NEET-PG: With 6000 seats vacant, NBE slashes cut-off by 15 percentile

The National Examination Board (NBE) has lowered the NEET-PG threshold by 15 percentiles to fill more than 6,000 places in postgraduate medicine courses that remain vacant even after two consultation rounds. The NBE conducts NEET-PG, the qualification tests for these PG courses, in the country.

The NEET-PG limits have been revised to 35 percentile for general category students, 30 percentile for persons with disabilities, and 25 percentile for SC, ST or OBC candidates, according to the NBE.

For just over 42,000 PG seats across the country, about 1.5 lakh doctors apply for NEET-PG after completing their MBBS degree and a one-year compulsory internship. Despite the number of doctors applying for PG courses being more than three times the number of seats, according to the NBE, 6,266 seats have remained vacant for the final NEET-PG round of clearance in 2021.

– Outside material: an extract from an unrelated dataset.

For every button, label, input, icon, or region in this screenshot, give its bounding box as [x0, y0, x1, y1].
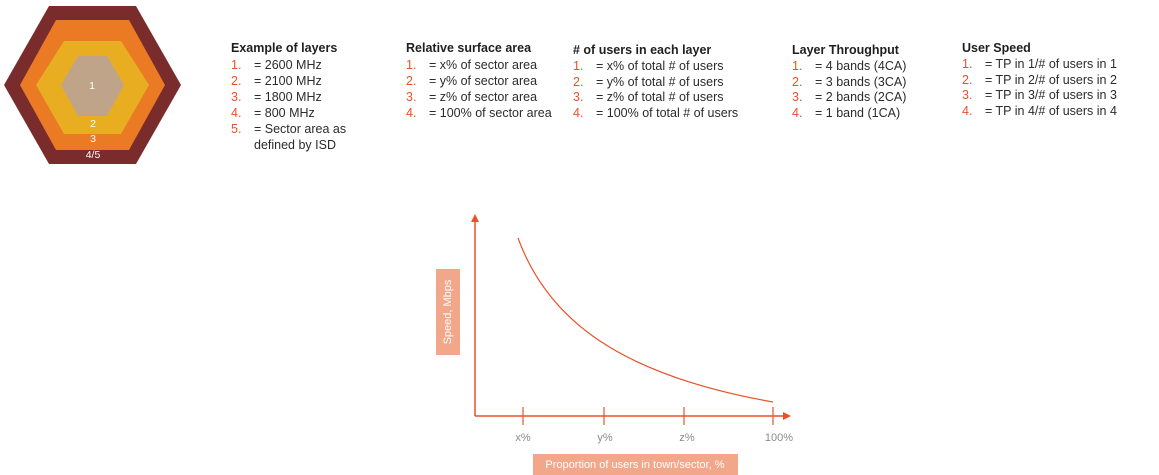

In 2020, there were a total of 1,425 PG seats that remained vacant even after the counseling clearing round, according to data provided by the Union Health Ministry in Lok Sabha.

The limit values ​​were revised by the testing authority in the instructions of the Ministry of Health issued on Saturday. In a letter from the Secretary of the Medical Counseling Committee, Dr. B Srinivas, to the Executive Director of the NBE, Dr. Minu Bajpai, states: “After sufficient discussion and deliberation, MoHFW, in consultation with NMC, has decided to reduce the lockdown. In view of the above, you are kindly requested to declare the revised result and send revised result details of newly eligible candidates.

The move was welcomed by doctors’ associations, which had previously made a similar demand. “This is a good move by the government and much needed. This year, the exams were postponed twice because of Covid-19, and in the meantime many (doctors) worked in the Covid wards, got Covid themselves and some lost their relatives,” said Dr. Rohan Krishnan, Federation of All India Medical Associations (FAIMA) president.

That was necessary, he said, to ensure that all places fill up and the existing PG students do not remain “overburdened” again. “We need more doctors now, more than 6,000 seats cannot remain vacant,” he said. The PG students also work in the affiliated hospitals as junior residents.

Doctors affiliated with FAIMA and the Federation of Resident Doctors’ Association went on strike in December last year after counseling was postponed due to lawsuits following a six-month delay in the investigation.